Novel Parameter Estimation and Radar Detection Approaches for Multiple Point-like Targets: Designs and Comparisons
Pia Addabbo, Jun Liu, Danilo Orlando, Giuseppe Ricci

TL;DR
This paper introduces two novel radar detection and parameter estimation methods for multiple point-like targets, combining maximum likelihood, Bayesian learning, and adaptive strategies for interference and target number estimation.
Contribution
It presents the first joint maximum likelihood and Bayesian learning approach for target parameter estimation and introduces an adaptive method for estimating the number of targets.
Findings
The joint ML and Bayesian approach improves parameter estimation accuracy.
The energy-based detection strategy enhances detection performance at high SNR.

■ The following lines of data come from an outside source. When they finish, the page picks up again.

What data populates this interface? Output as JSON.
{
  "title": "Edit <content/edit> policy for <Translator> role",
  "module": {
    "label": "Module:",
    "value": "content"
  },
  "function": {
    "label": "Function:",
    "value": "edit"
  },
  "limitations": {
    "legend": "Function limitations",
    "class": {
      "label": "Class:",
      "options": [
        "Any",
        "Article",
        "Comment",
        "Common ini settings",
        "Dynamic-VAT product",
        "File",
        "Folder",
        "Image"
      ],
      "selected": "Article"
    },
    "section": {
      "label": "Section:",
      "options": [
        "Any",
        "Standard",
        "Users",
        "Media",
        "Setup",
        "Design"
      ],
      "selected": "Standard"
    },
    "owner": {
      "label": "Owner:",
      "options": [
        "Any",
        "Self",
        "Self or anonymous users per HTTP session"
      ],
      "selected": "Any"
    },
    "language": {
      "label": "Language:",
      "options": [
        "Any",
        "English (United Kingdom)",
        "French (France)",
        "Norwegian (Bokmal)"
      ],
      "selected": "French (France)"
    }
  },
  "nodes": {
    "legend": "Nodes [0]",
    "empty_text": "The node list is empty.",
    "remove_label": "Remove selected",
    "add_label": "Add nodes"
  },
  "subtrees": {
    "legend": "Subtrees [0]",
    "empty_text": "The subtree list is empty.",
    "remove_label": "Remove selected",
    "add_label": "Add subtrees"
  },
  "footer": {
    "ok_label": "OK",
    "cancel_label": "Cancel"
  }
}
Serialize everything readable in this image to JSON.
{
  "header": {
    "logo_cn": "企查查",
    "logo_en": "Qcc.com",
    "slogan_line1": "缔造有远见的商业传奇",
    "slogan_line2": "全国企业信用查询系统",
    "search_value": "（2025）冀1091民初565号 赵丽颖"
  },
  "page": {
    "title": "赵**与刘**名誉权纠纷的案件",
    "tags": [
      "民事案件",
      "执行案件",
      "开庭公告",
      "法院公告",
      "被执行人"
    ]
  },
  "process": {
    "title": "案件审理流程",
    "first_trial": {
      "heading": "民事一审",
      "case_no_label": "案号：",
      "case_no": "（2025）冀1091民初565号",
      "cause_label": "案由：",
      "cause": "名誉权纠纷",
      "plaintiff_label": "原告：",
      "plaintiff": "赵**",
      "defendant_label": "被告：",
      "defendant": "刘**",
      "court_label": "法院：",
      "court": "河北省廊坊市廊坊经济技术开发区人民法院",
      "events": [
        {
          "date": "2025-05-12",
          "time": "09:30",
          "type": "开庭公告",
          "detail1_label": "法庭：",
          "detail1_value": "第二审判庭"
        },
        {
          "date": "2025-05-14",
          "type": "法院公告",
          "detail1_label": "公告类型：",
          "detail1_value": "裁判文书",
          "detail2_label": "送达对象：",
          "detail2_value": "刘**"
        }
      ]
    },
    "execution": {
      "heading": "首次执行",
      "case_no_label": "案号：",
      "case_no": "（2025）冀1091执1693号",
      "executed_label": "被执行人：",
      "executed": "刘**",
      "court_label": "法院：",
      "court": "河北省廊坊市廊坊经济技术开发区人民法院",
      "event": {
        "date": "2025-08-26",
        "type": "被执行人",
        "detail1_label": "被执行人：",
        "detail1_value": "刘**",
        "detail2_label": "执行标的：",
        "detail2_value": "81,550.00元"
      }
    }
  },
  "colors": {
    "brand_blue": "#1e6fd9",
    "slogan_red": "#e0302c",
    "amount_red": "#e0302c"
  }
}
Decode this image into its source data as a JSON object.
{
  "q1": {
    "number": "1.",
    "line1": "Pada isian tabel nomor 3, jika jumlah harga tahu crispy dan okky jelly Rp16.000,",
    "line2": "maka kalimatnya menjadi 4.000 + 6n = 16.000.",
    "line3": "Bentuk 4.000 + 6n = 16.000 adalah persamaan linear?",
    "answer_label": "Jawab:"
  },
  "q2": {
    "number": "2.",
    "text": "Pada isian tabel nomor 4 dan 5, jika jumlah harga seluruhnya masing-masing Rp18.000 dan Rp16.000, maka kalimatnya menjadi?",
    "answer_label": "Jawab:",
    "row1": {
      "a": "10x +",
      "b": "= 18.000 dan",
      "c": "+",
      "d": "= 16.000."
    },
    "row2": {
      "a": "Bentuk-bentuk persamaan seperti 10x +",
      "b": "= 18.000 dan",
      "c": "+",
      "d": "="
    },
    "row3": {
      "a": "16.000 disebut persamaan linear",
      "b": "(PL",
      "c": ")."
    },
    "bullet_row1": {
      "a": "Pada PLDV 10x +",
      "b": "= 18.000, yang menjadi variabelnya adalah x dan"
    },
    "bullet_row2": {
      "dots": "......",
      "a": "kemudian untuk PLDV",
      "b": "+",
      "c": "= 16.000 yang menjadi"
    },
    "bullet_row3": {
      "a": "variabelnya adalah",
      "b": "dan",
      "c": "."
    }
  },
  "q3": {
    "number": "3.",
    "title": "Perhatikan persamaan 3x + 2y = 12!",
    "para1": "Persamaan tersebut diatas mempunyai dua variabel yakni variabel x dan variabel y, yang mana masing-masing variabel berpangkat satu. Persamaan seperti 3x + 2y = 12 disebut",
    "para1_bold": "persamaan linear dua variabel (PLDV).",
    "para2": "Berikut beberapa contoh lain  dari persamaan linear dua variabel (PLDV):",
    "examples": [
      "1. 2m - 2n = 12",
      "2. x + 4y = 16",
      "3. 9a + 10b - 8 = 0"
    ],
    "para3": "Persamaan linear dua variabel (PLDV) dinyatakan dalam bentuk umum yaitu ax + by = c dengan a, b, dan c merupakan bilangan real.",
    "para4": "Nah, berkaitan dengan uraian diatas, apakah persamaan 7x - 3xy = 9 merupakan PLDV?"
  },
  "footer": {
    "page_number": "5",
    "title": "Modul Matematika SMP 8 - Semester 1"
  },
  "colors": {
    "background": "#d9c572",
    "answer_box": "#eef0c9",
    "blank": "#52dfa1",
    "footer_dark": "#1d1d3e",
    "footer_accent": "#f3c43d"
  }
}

Adaptive estimation of target number improves robustness in varying scenarios.
Abstract
In this work, we develop and compare two innovative strategies for parameter estimation and radar detection of multiple point-like targets. The first strategy, which appears here for the first time, jointly exploits the maximum likelihood approach and Bayesian learning to estimate targets' parameters including their positions in terms of range bins. The second strategy relies on the intuition that for high signal-to-interference plus-noise ratio values, the energy of data containing target components projected onto the nominal steering direction should be higher than the energy of data affected by interference only. The adaptivity with respect to the interference covariance matrix is also considered exploiting a training data set collected in the proximity of the window under test. Finally, another important innovation aspect concerns the adaptive estimation of the unknown number of…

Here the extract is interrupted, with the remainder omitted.